This is an AI fundamentals certification designed to validate baseline knowledge: what AI/ML is, how models are evaluated, and how to think about risk and responsibility.
What you should be able to do
- Differentiate AI vs ML vs deep learning and match common model types to use cases.
- Understand the end-to-end lifecycle: problem framing → data → training → evaluation → deployment → monitoring.
- Choose appropriate metrics (precision/recall/F1/AUC vs RMSE/MAE) based on the problem.
- Recognize data pitfalls: label noise, class imbalance, leakage, and overfitting.
- Explain basic GenAI ideas: tokens, context window, hallucinations, and “grounded answers”.

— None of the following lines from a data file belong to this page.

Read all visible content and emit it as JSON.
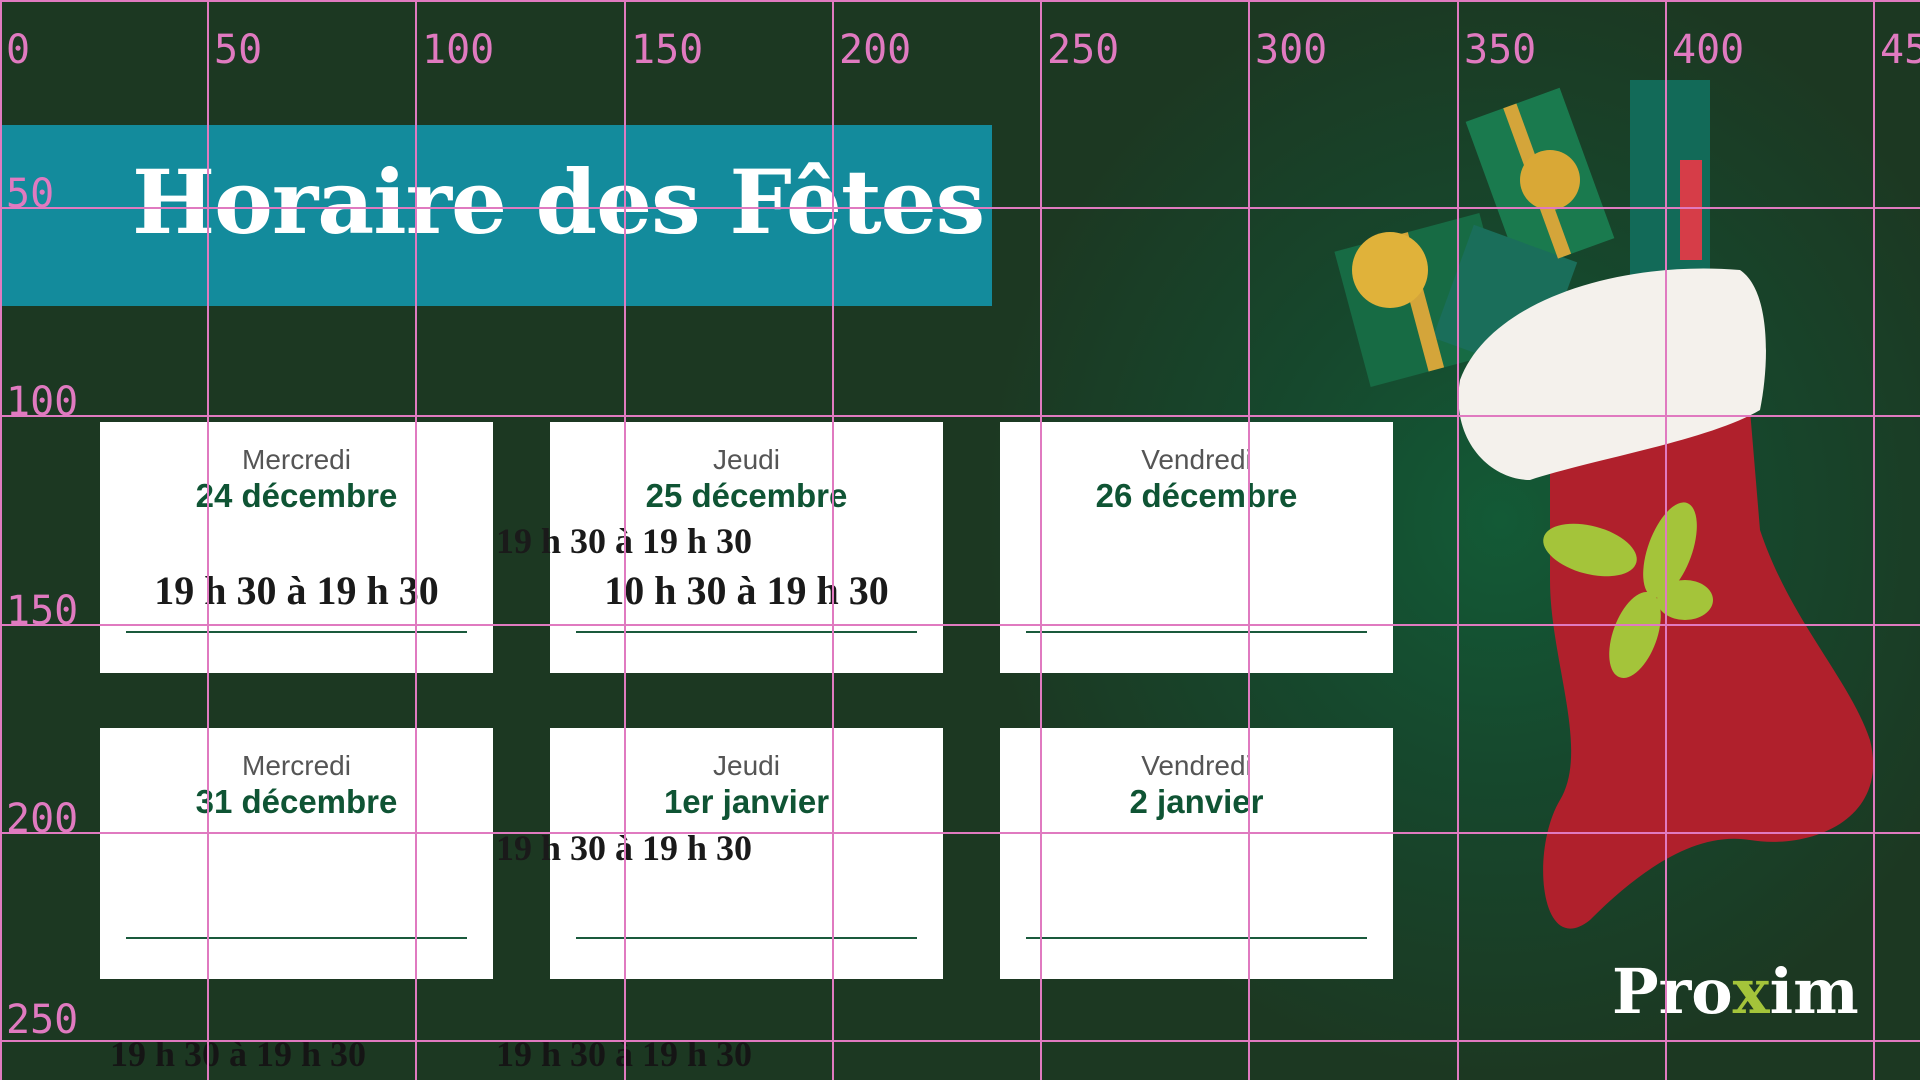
{
  "title": "Horaire des Fêtes",
  "cards": [
    {
      "day": "Mercredi",
      "date": "24 décembre",
      "time": "19 h 30 à 19 h 30"
    },
    {
      "day": "Jeudi",
      "date": "25 décembre",
      "time": "10 h 30 à 19 h 30"
    },
    {
      "day": "Vendredi",
      "date": "26 décembre",
      "time": ""
    },
    {
      "day": "Mercredi",
      "date": "31 décembre",
      "time": ""
    },
    {
      "day": "Jeudi",
      "date": "1er janvier",
      "time": ""
    },
    {
      "day": "Vendredi",
      "date": "2 janvier",
      "time": ""
    }
  ],
  "overlay_times": [
    "19 h 30 à 19 h 30",
    "19 h 30 à 19 h 30",
    "19 h 30 à 19 h 30",
    "19 h 30 à 19 h 30"
  ],
  "grid": {
    "x_labels": [
      "0",
      "50",
      "100",
      "150",
      "200",
      "250",
      "300",
      "350",
      "400",
      "45"
    ],
    "y_labels": [
      "50",
      "100",
      "150",
      "200",
      "250"
    ]
  },
  "logo": {
    "text_before": "Pro",
    "text_mark": "x",
    "text_after": "im"
  },
  "colors": {
    "background": "#1c3822",
    "banner": "#138b9c",
    "date_green": "#0f5434",
    "grid": "#e07ac0",
    "logo_leaf": "#a4c43a"
  }
}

- Apply responsible AI principles: bias/fairness, privacy, security, and governance.
- Recognize OCI service areas relevant to AI workloads (concept-level).
Who this exam is for
- Candidates new to AI/ML who want a vendor-aligned baseline.
- Cloud learners who already have OCI fundamentals and want an AI-focused credential.
- Analysts, PMs, architects, and junior engineers working on AI-enabled products.
Efficient prep strategy
- Use the Syllabus as your checklist.
- Drill topic-by-topic (15–25 questions) and keep a “miss list” mapped to objectives.
- Use the Cheatsheet for final-week review of metrics and responsible AI rules.